A cylindrical vessel filled with water is released on a fixed inclined surface of angle $\theta$ as shown in figure. The friction coefficient of surface with vessel is $\mu$. Then the constant angle made by the surface of water with the incline will be (Neglect the viscosity of liquid) :-

• A. $tan^{-1}\mu$ if $\mu < tan \theta$
• B. 0 if $\mu = 0$
• C. $\theta$ if $\mu > tan \theta$
• D. $\theta$ if $\mu < tan \theta$

Answer 1

Answer: (A), (C)

A, C

Answer 2

The effective gravitational acceleration in the vessel's frame is $\vec{g}_{eff} = \vec{g} - \vec{a}$. The acceleration of the vessel down the incline is $a = g(\sin \theta - \mu \cos \theta)$.

The components of $\vec{g}_{eff}$ along the incline ($x'$) and perpendicular to it ($y'$) are: $g_{eff, x'} = g \sin \theta - a = g \sin \theta - g(\sin \theta - \mu \cos \theta) = g \mu \cos \theta$ $g_{eff, y'} = -g \cos \theta$ (perpendicular to incline, downwards)

The surface of the water is perpendicular to $\vec{g}_{eff}$. The angle $\alpha$ the water surface makes with the incline is given by $\tan \alpha = \frac{g_{eff, x'}}{-g_{eff, y'}} = \frac{g \mu \cos \theta}{g \cos \theta} = \mu$. Thus, $\alpha = \tan^{-1} \mu$.

This is valid when the vessel is sliding, i.e., when the net force down the incline is positive or when there is kinetic friction. The condition for sliding down is $\sin \theta > \mu \cos \theta$, or $\tan \theta > \mu$. So, if $\mu < \tan \theta$, the angle is $\tan^{-1} \mu$. This matches option (A).

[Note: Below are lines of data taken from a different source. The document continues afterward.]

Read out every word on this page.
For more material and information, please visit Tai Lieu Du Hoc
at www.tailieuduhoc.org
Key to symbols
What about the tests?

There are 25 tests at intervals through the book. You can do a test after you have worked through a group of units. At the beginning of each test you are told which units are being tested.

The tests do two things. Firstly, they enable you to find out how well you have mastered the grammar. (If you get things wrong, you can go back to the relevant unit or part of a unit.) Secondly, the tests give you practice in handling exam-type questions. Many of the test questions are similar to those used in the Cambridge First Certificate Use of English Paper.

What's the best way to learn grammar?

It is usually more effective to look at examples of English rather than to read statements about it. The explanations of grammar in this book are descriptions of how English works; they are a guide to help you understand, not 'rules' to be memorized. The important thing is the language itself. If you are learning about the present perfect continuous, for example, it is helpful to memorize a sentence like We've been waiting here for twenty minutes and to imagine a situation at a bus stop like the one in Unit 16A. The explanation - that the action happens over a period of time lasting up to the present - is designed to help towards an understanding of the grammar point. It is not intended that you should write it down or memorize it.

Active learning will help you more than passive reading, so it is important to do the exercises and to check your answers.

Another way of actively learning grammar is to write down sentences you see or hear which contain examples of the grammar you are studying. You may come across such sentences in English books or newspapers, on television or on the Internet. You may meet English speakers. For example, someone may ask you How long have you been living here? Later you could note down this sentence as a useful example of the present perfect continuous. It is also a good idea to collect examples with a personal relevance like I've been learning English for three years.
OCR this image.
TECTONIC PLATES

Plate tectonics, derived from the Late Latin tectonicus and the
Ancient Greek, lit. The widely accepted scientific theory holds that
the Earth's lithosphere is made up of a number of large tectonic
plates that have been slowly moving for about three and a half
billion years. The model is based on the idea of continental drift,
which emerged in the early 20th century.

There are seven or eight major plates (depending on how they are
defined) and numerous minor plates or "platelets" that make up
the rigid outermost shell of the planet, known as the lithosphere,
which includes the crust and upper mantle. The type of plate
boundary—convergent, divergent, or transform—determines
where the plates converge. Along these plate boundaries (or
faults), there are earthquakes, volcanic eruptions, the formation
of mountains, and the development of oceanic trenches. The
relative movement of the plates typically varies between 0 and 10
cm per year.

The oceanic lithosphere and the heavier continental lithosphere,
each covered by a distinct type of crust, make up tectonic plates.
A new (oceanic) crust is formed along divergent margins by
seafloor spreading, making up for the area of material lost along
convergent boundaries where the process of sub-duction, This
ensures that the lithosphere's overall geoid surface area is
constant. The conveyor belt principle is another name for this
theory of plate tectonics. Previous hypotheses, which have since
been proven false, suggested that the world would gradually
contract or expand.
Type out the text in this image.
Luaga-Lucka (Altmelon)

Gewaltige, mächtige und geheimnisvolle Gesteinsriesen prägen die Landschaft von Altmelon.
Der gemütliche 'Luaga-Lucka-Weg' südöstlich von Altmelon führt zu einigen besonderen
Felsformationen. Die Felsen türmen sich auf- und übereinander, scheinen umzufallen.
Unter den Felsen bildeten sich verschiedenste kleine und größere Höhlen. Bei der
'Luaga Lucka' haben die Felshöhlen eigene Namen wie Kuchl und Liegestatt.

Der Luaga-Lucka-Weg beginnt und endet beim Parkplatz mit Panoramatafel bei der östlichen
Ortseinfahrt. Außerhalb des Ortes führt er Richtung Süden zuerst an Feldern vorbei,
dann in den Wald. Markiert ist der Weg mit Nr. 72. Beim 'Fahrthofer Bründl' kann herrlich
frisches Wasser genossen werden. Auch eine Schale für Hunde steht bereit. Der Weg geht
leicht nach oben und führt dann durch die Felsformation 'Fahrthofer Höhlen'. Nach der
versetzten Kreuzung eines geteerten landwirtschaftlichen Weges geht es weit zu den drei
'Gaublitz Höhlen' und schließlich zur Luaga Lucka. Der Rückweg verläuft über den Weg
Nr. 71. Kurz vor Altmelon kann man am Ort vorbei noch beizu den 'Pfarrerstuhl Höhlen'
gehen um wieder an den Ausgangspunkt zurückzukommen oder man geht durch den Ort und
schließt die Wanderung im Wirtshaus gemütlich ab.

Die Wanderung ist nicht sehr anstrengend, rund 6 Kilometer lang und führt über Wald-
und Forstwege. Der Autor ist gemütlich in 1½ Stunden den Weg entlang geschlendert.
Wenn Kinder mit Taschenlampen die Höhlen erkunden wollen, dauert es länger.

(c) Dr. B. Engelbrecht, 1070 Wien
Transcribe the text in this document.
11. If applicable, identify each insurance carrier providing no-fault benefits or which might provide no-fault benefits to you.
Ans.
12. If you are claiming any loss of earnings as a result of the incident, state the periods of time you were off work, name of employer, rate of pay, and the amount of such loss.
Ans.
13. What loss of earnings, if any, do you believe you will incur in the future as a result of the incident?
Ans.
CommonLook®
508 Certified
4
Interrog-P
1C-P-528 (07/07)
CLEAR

If $\mu \ge \tan \theta$, and we assume $\mu$ is the static friction coefficient, the vessel remains at rest. In this case, the water surface is horizontal, making an angle $\theta$ with the incline. This matches option (C) for $\mu > \tan \theta$. If $\mu = \tan \theta$, the acceleration is zero. If moving, it's with constant velocity, and the angle is $\tan^{-1} \mu = \tan^{-1}(\tan \theta) = \theta$. If at rest, the angle is $\theta$. Therefore, if $\mu \ge \tan \theta$, the angle is $\theta$. Option (C) covers the case $\mu > \tan \theta$.